Thomas G et al. (2007) Insulin therapy and acute kidney injury in critically ill patients—a systematic review. Nephrol Dial Transplant [doi:10.1093/ndt/gfm401]

A recent systematic review and meta-analysis has investigated whether intensive insulin therapy reduces the incidence of acute kidney injury (AKI) in hyperglycemic critically ill adults.

Five studies were included in the analysis, three of which were randomized controlled trials that compared conventional insulin therapy (target glucose 10–11 mmol/l [180–200 mg/dl]) with intensive insulin therapy (target glucose 4.4–5.6 mmol/l [80–100 mg/dl]) in hospitalized, hyperglycemic critically ill adults. These studies evaluated AKI (defined as a twofold increase in serum creatinine or a serum creatinine increase to at least 221 µmol/l [2.5 mg/dl]) as a secondary outcome. The other two studies included in the analysis were prospective cohort studies.

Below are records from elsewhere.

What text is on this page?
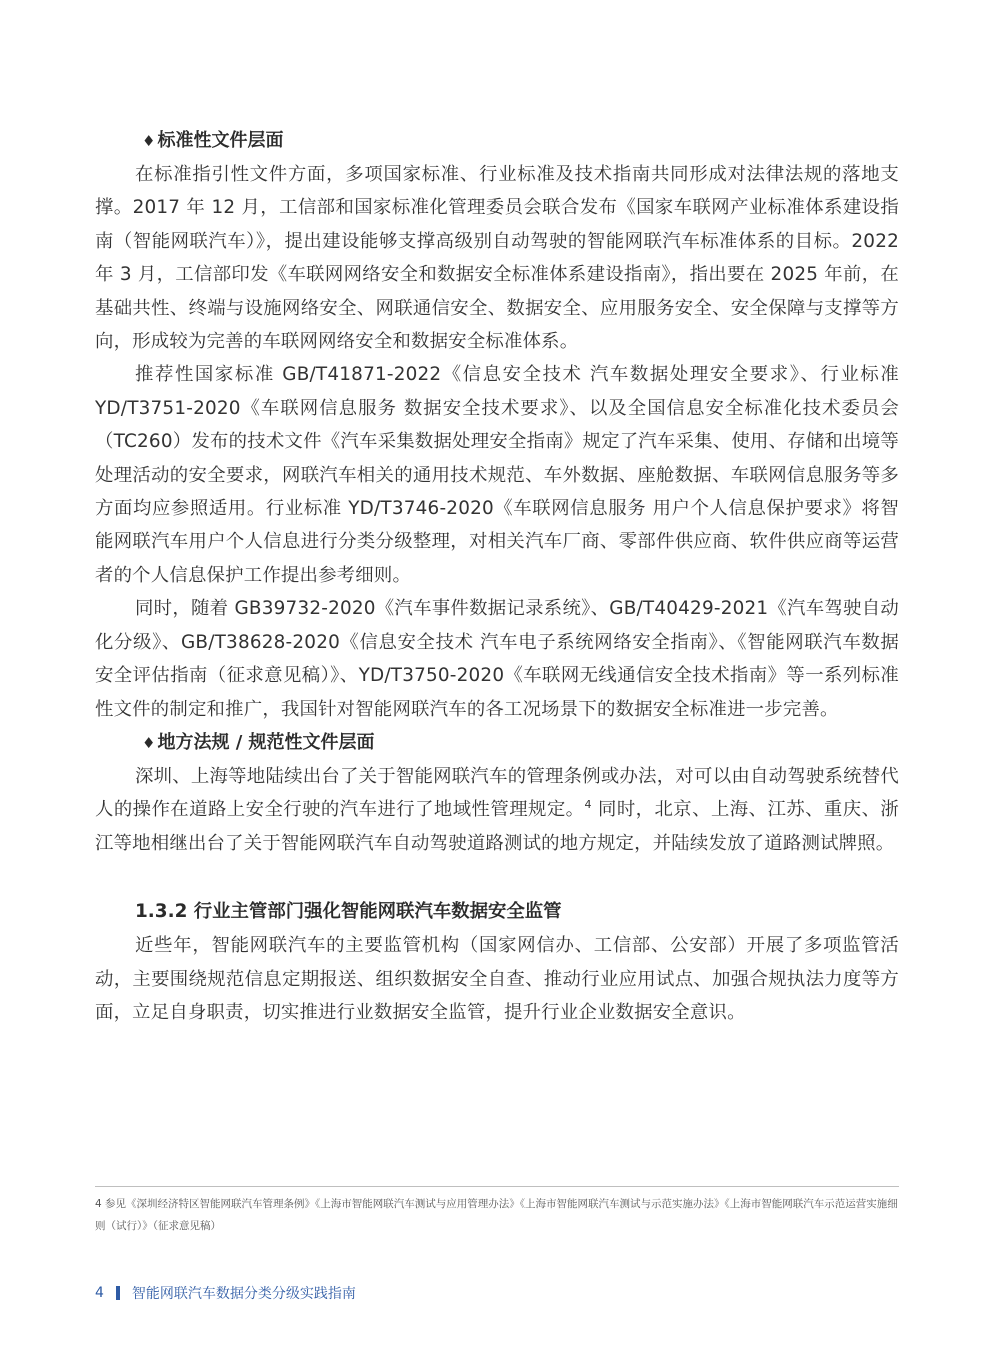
♦ 标准性文件层面

在标准指引性文件方面，多项国家标准、行业标准及技术指南共同形成对法律法规的落地支撑。2017 年 12 月，工信部和国家标准化管理委员会联合发布《国家车联网产业标准体系建设指南（智能网联汽车）》，提出建设能够支撑高级别自动驾驶的智能网联汽车标准体系的目标。2022 年 3 月，工信部印发《车联网网络安全和数据安全标准体系建设指南》，指出要在 2025 年前，在基础共性、终端与设施网络安全、网联通信安全、数据安全、应用服务安全、安全保障与支撑等方向，形成较为完善的车联网网络安全和数据安全标准体系。

推荐性国家标准 GB/T41871-2022《信息安全技术 汽车数据处理安全要求》、行业标准 YD/T3751-2020《车联网信息服务 数据安全技术要求》、以及全国信息安全标准化技术委员会（TC260）发布的技术文件《汽车采集数据处理安全指南》规定了汽车采集、使用、存储和出境等处理活动的安全要求，网联汽车相关的通用技术规范、车外数据、座舱数据、车联网信息服务等多方面均应参照适用。行业标准 YD/T3746-2020《车联网信息服务 用户个人信息保护要求》将智能网联汽车用户个人信息进行分类分级整理，对相关汽车厂商、零部件供应商、软件供应商等运营者的个人信息保护工作提出参考细则。

同时，随着 GB39732-2020《汽车事件数据记录系统》、GB/T40429-2021《汽车驾驶自动化分级》、GB/T38628-2020《信息安全技术 汽车电子系统网络安全指南》、《智能网联汽车数据安全评估指南（征求意见稿）》、YD/T3750-2020《车联网无线通信安全技术指南》等一系列标准性文件的制定和推广，我国针对智能网联汽车的各工况场景下的数据安全标准进一步完善。

♦ 地方法规 / 规范性文件层面

深圳、上海等地陆续出台了关于智能网联汽车的管理条例或办法，对可以由自动驾驶系统替代人的操作在道路上安全行驶的汽车进行了地域性管理规定。$^4$ 同时，北京、上海、江苏、重庆、浙江等地相继出台了关于智能网联汽车自动驾驶道路测试的地方规定，并陆续发放了道路测试牌照。

1.3.2 行业主管部门强化智能网联汽车数据安全监管

近些年，智能网联汽车的主要监管机构（国家网信办、工信部、公安部）开展了多项监管活动，主要围绕规范信息定期报送、组织数据安全自查、推动行业应用试点、加强合规执法力度等方面，立足自身职责，切实推进行业数据安全监管，提升行业企业数据安全意识。

4 参见《深圳经济特区智能网联汽车管理条例》《上海市智能网联汽车测试与应用管理办法》《上海市智能网联汽车测试与示范实施办法》《上海市智能网联汽车示范运营实施细则（试行）》（征求意见稿）

4 智能网联汽车数据分类分级实践指南
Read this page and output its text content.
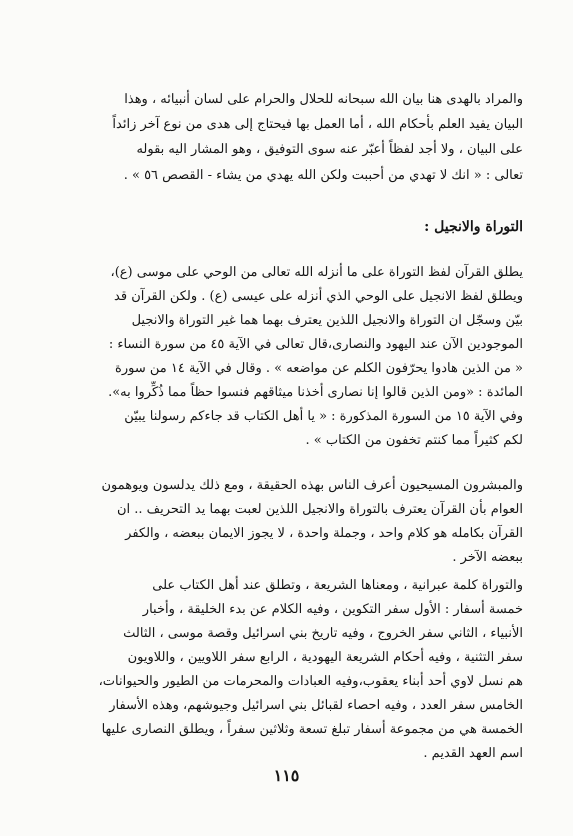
والمراد بالهدى هنا بيان الله سبحانه للحلال والحرام على لسان أنبيائه ، وهذا
البيان يفيد العلم بأحكام الله ، أما العمل بها فيحتاج إلى هدى من نوع آخر زائداً
على البيان ، ولا أجد لفظاً أعبّر عنه سوى التوفيق ، وهو المشار اليه بقوله
تعالى : « انك لا تهدي من أحببت ولكن الله يهدي من يشاء - القصص ٥٦ » .
التوراة والانجيل :
يطلق القرآن لفظ التوراة على ما أنزله الله تعالى من الوحي على موسى (ع)،
ويطلق لفظ الانجيل على الوحي الذي أنزله على عيسى (ع) . ولكن القرآن قد
بيّن وسجّل ان التوراة والانجيل اللذين يعترف بهما هما غير التوراة والانجيل
الموجودين الآن عند اليهود والنصارى،قال تعالى في الآية ٤٥ من سورة النساء :
« من الذين هادوا يحرّفون الكلم عن مواضعه » . وقال في الآية ١٤ من سورة
المائدة : «ومن الذين قالوا إنا نصارى أخذنا ميثاقهم فنسوا حظاً مما ذُكِّروا به».
وفي الآية ١٥ من السورة المذكورة : « يا أهل الكتاب قد جاءكم رسولنا يبيّن
لكم كثيراً مما كنتم تخفون من الكتاب » .
والمبشرون المسيحيون أعرف الناس بهذه الحقيقة ، ومع ذلك يدلسون ويوهمون
العوام بأن القرآن يعترف بالتوراة والانجيل اللذين لعبت بهما يد التحريف .. ان
القرآن بكامله هو كلام واحد ، وجملة واحدة ، لا يجوز الايمان ببعضه ، والكفر
ببعضه الآخر .
والتوراة كلمة عبرانية ، ومعناها الشريعة ، وتطلق عند أهل الكتاب على
خمسة أسفار : الأول سفر التكوين ، وفيه الكلام عن بدء الخليقة ، وأخبار
الأنبياء ، الثاني سفر الخروج ، وفيه تاريخ بني اسرائيل وقصة موسى ، الثالث
سفر التثنية ، وفيه أحكام الشريعة اليهودية ، الرابع سفر اللاويين ، واللاويون
هم نسل لاوي أحد أبناء يعقوب،وفيه العبادات والمحرمات من الطيور والحيوانات،
الخامس سفر العدد ، وفيه احصاء لقبائل بني اسرائيل وجيوشهم، وهذه الأسفار
الخمسة هي من مجموعة أسفار تبلغ تسعة وثلاثين سفراً ، ويطلق النصارى عليها
اسم العهد القديم .
١١٥
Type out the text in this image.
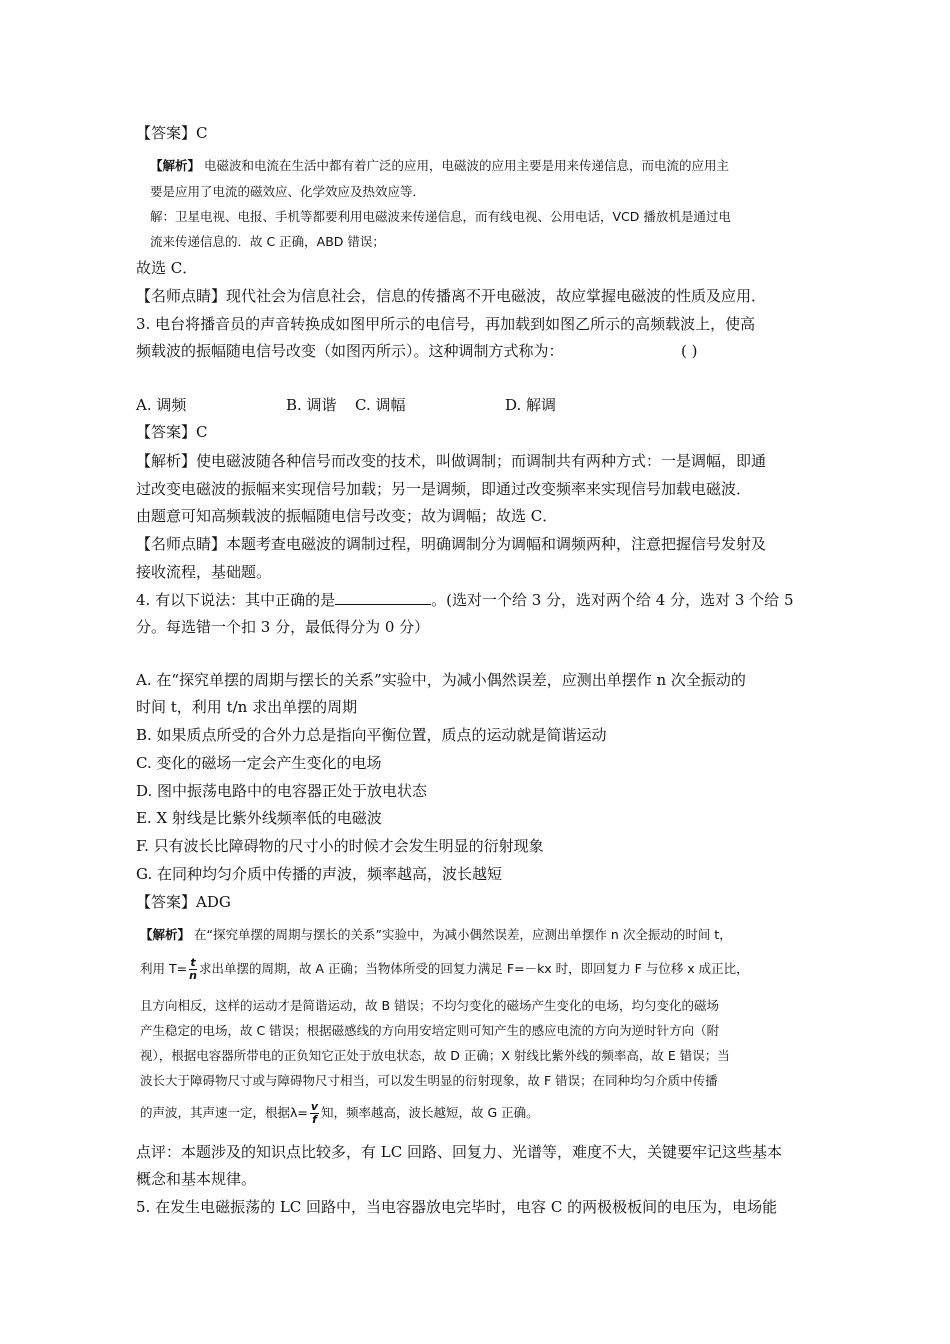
【答案】C
【解析】 电磁波和电流在生活中都有着广泛的应用，电磁波的应用主要是用来传递信息，而电流的应用主
要是应用了电流的磁效应、化学效应及热效应等．
解：卫星电视、电报、手机等都要利用电磁波来传递信息，而有线电视、公用电话，VCD 播放机是通过电
流来传递信息的．故 C 正确，ABD 错误；
故选 C．
【名师点睛】现代社会为信息社会，信息的传播离不开电磁波，故应掌握电磁波的性质及应用．
3. 电台将播音员的声音转换成如图甲所示的电信号，再加载到如图乙所示的高频载波上，使高
频载波的振幅随电信号改变（如图丙所示）。这种调制方式称为：	( )
A. 调频	B. 调谐 C. 调幅	D. 解调
【答案】C
【解析】使电磁波随各种信号而改变的技术，叫做调制；而调制共有两种方式：一是调幅，即通
过改变电磁波的振幅来实现信号加载；另一是调频，即通过改变频率来实现信号加载电磁波．
由题意可知高频载波的振幅随电信号改变；故为调幅；故选 C．
【名师点睛】本题考查电磁波的调制过程，明确调制分为调幅和调频两种，注意把握信号发射及
接收流程，基础题。
4. 有以下说法：其中正确的是	。(选对一个给 3 分，选对两个给 4 分，选对 3 个给 5
分。每选错一个扣 3 分，最低得分为 0 分）
A. 在“探究单摆的周期与摆长的关系”实验中，为减小偶然误差，应测出单摆作 n 次全振动的
时间 t，利用 t/n 求出单摆的周期
B. 如果质点所受的合外力总是指向平衡位置，质点的运动就是简谐运动
C. 变化的磁场一定会产生变化的电场
D. 图中振荡电路中的电容器正处于放电状态
E. X 射线是比紫外线频率低的电磁波
F. 只有波长比障碍物的尺寸小的时候才会发生明显的衍射现象
G. 在同种均匀介质中传播的声波，频率越高，波长越短
【答案】ADG
【解析】 在“探究单摆的周期与摆长的关系”实验中，为减小偶然误差，应测出单摆作 n 次全振动的时间 t，
利用 $T= \frac{t}{n}$ 求出单摆的周期，故 A 正确；当物体所受的回复力满足 F=－kx 时，即回复力 F 与位移 x 成正比，
且方向相反，这样的运动才是简谐运动，故 B 错误；不均匀变化的磁场产生变化的电场，均匀变化的磁场
产生稳定的电场，故 C 错误；根据磁感线的方向用安培定则可知产生的感应电流的方向为逆时针方向（附
视），根据电容器所带电的正负知它正处于放电状态，故 D 正确；X 射线比紫外线的频率高，故 E 错误；当
波长大于障碍物尺寸或与障碍物尺寸相当，可以发生明显的衍射现象，故 F 错误；在同种均匀介质中传播
的声波，其声速一定，根据$\lambda= \frac{v}{f}$ 知，频率越高，波长越短，故 G 正确。
点评：本题涉及的知识点比较多，有 LC 回路、回复力、光谱等，难度不大，关键要牢记这些基本
概念和基本规律。
5. 在发生电磁振荡的 LC 回路中，当电容器放电完毕时，电容 C 的两极极板间的电压为，电场能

The primary analysis involved the 2,864 analyzable patients in the three randomized controlled studies. Among these patients, the risk of AKI was significantly lower with intensive insulin therapy than with conventional insulin therapy (relative risk [RR] 0.62, 95% confidence interval 0.41–0.96; P = 0.03). Intensive insulin therapy also reduced the risk of AKI by 38% in an expanded analysis that included 5,165 analyzable patients across all five studies (RR 0.62, 95% CI 0.47–0.83; P = 0.001). Among these 5,165 patients, the risk of hypoglycemia was significantly higher in patients treated with intensive insulin therapy than in those treated with conventional insulin therapy (RR 4.5, 95% CI 2.4–8.5; P <0.00001). According to the researchers, the clinical risk of severe hypoglycemia might outweigh the clinical benefit of intensive insulin therapy, but further research is needed.